Opinion: TCA Puts Drivers at Top of Its Agenda

In mid-March, the Truckload Carriers Association took a historic step and adopted a five-year strategic plan. TCA decided to revise its strategic plan because American Trucking Associations’ overall goal, spelled out in the Wren Commission’s report, is to make ATA “first in class” in solving common political problems, with truckload issues receiving a high priority.

The goal of the new TCA plan is to make TCA “first in class” in solving common management problems, and thus making TCA’s mission complementary to ATA’s.

TCA’s new focus will serve its members by addressing the industry’s problems through proactive management panels as well as training and education programs.

The TCA plan has identified the following common truckload management problems: unreasonable delays at shippers’ and receivers’ docks, extraordinarily high driver turnover, inadequate parking spaces and inadequate truckload data. Very few of these problems have political solutions. In fact, government involvement and political solutions would probably only make them worse. Truckload management practices and unprecedented growth created them, and we will have to solve them ourselves.



To solve these problems, and the difficulties they cause for our drivers, TCA will establish the following management panels:

  •  The Education and Training Panel will support the Professional Truck Driver Institute’s efforts to improve entry-level driver training.

  •  The Driver Development Panel and Small Carrier Panel will consider how to attract new drivers and keep them in the industry once they are trained.

  •  The new Truckload Academy will provide interesting and innovative long-term professional development opportunities for our drivers.

  •  The Shipper and Receiver Panel will consider how we keep our drivers driving and not lumping or waiting to load and unload. Preliminary results of two studies by Martin Labbe and Associates showed that dry van drivers spend 33 hours a week waiting compared with 44 hours for refrigerated drivers.

  •  The Truckstop Panel will consider how we can improve driver lifestyles and find adequate parking spaces for fatigued drivers.

  •  The Benchmarking Committee will determine how we measure progress.

    In addition, TCA’s Refrigerated Division will have driver satisfaction as its only agenda item during the annual meeting in July. I will also ask TCA’s Independent Contractor Division to consider only driver issues when it meets in September.

    But we don’t want the discussions in any of these groups to be just another round of crying sessions. We are establishing management panels because we want to:

  •  Quit crying and start solving.

  •  Identify projects we can work on together as an industry.

  •  Share our successes and our failures about what works and what doesn’t.
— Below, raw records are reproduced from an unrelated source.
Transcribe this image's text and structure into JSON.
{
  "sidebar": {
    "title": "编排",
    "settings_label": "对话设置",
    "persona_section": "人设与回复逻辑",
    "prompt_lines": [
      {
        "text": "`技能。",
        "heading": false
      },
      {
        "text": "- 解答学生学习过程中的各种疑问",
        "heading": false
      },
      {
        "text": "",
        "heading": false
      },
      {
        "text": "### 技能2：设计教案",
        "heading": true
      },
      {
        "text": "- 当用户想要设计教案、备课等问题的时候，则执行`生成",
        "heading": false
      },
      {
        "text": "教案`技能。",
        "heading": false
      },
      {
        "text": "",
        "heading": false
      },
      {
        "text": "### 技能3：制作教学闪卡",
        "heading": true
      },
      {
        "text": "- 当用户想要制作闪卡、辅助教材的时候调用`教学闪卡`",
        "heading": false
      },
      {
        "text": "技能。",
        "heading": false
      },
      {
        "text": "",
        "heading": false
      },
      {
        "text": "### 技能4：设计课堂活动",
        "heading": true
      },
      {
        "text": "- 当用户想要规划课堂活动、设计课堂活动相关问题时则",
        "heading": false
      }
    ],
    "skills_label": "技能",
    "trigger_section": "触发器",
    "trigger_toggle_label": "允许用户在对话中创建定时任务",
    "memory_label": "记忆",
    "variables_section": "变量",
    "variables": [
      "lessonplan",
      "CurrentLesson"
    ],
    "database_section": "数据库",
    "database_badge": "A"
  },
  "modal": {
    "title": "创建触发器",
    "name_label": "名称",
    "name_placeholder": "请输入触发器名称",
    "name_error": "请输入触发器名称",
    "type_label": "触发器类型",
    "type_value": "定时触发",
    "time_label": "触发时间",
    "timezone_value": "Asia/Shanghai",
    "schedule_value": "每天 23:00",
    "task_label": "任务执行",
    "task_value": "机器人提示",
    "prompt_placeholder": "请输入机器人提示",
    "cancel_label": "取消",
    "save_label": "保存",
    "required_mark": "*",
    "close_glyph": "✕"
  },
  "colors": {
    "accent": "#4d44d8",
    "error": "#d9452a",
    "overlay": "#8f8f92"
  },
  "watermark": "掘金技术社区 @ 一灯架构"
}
    None of us needs to be reminded that without drivers, our industry (carriers and suppliers) stops and our country stops. We have some wonderful programs like Trucker Buddy, Highway Angels, 18-Wheels of Hope, America’s Road Team, National Truck Driving Championships and National Truck Driver Appreciation Week that honor our drivers and tell them how much we appreciate them. All these programs help drivers feel good about themselves and let their communities know that they are good and caring neighbors. They help to put a face behind the windshield.

    But if we really want to show our drivers how much we respect and appreciate them, we need to fix these problems once and for all. We need to latch onto their frustrations, roll up our shirtsleeves, call on our industry partners, our customers and their associations and work together for the same goal of improving the driver’s quality of life. The end result will be a better, more productive, more effective transportation system.

    In short, TCA’s new strategic plan has put drivers at the top of our agenda; 1999 will be the “Year of the Driver.” It’s about time we put the driver back into the driver’s seat doing what he or she does best — driving.